Том 1. Рассказы и повести — страница 47 из 92

Пятак в темноте передернул плечами и подкрутил острые черные усики.

«Ну, погоди же, псира! — подумал он, ощупывая нож за поясом, на котором держались его матросские штаны. — Узнаешь ты, каково продавать мазов».

— Ну, теперь айда!

— А что, если… она не захочет идти, когда узнает, что это я ее буду ждать… Может быть, не говорить имени — сказать просто: один из друзей или…

— Эй, склевался ты, фа́ртицер. Да подбодрись же! Ничего не скажу, скажу — свой человек, и никаких двадцать.

Пятак услышал короткий стук повернутого выключателя. Только что он успел отскочить и, отбежав подальше по коридору, спрятаться за каким-то чуланчиком, как Сушка вместе со своим собеседником вышла из комнаты. Пятак подождал две-три минуты, вылез из-за своего прикрытия, добрался до кухонной лестницы и благополучно миновал выгребную яму.
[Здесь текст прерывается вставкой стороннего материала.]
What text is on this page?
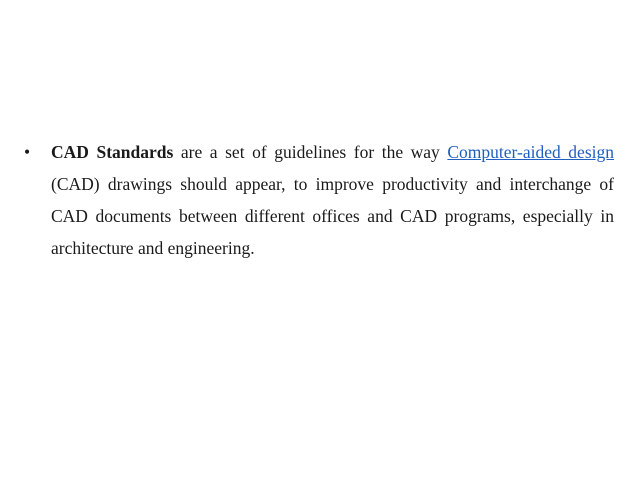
•	CAD Standards are a set of guidelines for the way Computer-aided design (CAD) drawings should appear, to improve productivity and interchange of CAD documents between different offices and CAD programs, especially in architecture and engineering.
На улице под первым же фонарем он узнал в спутнике Сушки того самого человека, которого несколько дней тому назад встретил с ней в ресторане Чванова. Он вспомнил Барина и как будто снова услышал медленный и насмешливый голос: «Сушка-то тю-тю. Другого кота нашла».

«Да ведь какого кота. Не простого… — Пятак сжал кулаки, — а легавого».

Шел мелкий промозгловатый дождишко. Почти никого уже не было на улицах. Бородатые, с палками в руках сторожа перед каждым домом вырастали из мокрого тротуара.

Сушка со своим спутником свернула на набережную Невы.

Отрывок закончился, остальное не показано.